Menurut sebuah penelitian, guru tidak takut dengan pekerjaannya. Mereka percaya bahwa digitalisasi tidak akan merugikan mereka. Saya juga. AI di kelas tidak masuk akal bagi saya.
Para ahli memperkirakan banyak pekerjaan akan menjadi korban digitalisasi di tahun-tahun mendatang. Hanya satu kelompok profesional yang tidak takut digantikan oleh robot: guru. Hanya lima persen yang memperkirakan pekerjaan mereka akan diambil alih oleh kecerdasan buatan pada tahun 2030, menurut sebuah penelitian rekaman Bitkom saat ini. Saya terkejut hal ini sebenarnya bisa diperdebatkan. Menurut pendapat saya, teknologi pintar tidak akan pernah menggantikan guru yang berdaging dan berdarah-darah.
AI harus digunakan dalam pembelajaran dengan berbagai cara: Program pada tablet atau papan pintar, misalnya, dapat mengajarkan pengetahuan khusus kepada anak-anak. Perangkat lunak dimaksudkan untuk mengenali kekuatan dan kelemahan individu siswa dan mengirimi mereka tugas yang dipersonalisasi. Dalam hal ini guru hanya sekedar pelengkap saja. Sensor dan kamera dapat mendeteksi emosi siswa dan kemudian mengetahui siapa yang bosan. Hal ini akan memungkinkan guru untuk lebih fokus pada masing-masing anak. Namun, pertanyaan segera muncul mengenai perlindungan data.
Hal-hal apa yang harus diperhatikan secara khusus oleh startup terkait AI, apa peran teknologi bahasa, dan bagaimana Anda dapat memastikan kualitas data – Anda dapat mengetahui lebih lanjut tentang hal ini di laporan AI kami:
Jika kamera dan alat lainnya terus-menerus mengumpulkan data dari ruang kelas, apa yang terjadi? Dan siapa pemilik datanya? Sebagian besar sekolah adalah lembaga negara – yaitu kementerian pendidikan? Distrik sekolah? Atau bahkan produsen perangkat lunak? Hampir tidak ada sekolah dasar atau menengah itu sendiri Dan secara umum: guru dan anak-anak tidak boleh diawasi selama berjam-jam, ini merupakan pelanggaran mendasar terhadap privasi mereka.
Selain itu, menurut saya, guru tidak hanya mempunyai misi pendidikan. Mereka bersama-sama bertanggung jawab atas pendidikan dan pengembangan pribadi siswanya. Biasanya, anak-anak memiliki rasa hormat terhadap gurunya dan ada hubungan emosional. Saya masih mengingat guru matematika saya dengan baik – cangkang keras, inti lunak. Dengan sifatnya yang menakutkan namun juga manis, Ms. Seifert telah mengajari kita ketekunan selama bertahun-tahun.

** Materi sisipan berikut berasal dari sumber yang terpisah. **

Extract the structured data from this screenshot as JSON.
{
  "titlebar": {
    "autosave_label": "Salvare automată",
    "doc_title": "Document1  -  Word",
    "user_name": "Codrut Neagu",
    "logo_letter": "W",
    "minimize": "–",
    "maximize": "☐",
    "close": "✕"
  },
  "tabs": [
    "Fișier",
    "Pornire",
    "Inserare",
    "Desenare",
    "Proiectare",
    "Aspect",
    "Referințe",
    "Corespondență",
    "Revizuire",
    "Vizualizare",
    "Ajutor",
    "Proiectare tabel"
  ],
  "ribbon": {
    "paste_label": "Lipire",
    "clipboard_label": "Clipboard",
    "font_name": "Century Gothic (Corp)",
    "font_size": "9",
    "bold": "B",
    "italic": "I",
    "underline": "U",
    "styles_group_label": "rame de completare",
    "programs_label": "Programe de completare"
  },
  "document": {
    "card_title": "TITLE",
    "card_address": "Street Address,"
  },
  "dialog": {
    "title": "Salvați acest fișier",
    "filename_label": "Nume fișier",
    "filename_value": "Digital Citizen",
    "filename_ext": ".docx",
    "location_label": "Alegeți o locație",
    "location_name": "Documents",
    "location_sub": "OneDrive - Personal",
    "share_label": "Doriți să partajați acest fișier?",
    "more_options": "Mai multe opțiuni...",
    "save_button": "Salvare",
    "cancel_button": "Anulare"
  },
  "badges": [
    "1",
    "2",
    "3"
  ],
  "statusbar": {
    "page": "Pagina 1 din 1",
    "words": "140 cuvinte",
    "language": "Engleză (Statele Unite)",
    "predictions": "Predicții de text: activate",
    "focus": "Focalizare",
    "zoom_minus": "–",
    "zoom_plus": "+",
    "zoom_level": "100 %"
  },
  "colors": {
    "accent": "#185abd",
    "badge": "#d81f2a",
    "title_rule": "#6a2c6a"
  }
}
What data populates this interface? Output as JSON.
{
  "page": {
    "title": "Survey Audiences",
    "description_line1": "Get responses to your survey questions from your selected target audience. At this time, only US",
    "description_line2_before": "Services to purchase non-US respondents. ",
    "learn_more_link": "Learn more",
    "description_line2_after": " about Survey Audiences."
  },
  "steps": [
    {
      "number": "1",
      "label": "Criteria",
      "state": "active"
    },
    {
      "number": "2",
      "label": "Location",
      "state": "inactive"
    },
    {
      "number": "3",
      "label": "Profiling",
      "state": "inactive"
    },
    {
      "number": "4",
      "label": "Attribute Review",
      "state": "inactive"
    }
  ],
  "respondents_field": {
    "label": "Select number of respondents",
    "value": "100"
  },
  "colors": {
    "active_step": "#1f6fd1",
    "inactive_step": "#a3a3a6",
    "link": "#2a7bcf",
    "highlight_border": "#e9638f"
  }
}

Saya tidak bisa membayangkan anak usia 12 tahun akan menuruti robot atau alat dan duduk diam di tempatnya ketika teknologi pintar ini menggunakan nada yang tegas. Biarkan siswa percaya pada AI ketika mereka merasa stres atau diintimidasi di rumah. Tenaga pendidik masih dibutuhkan. Dan begitu mereka berada di dalam kelas, mereka dapat langsung memimpin pembelajaran.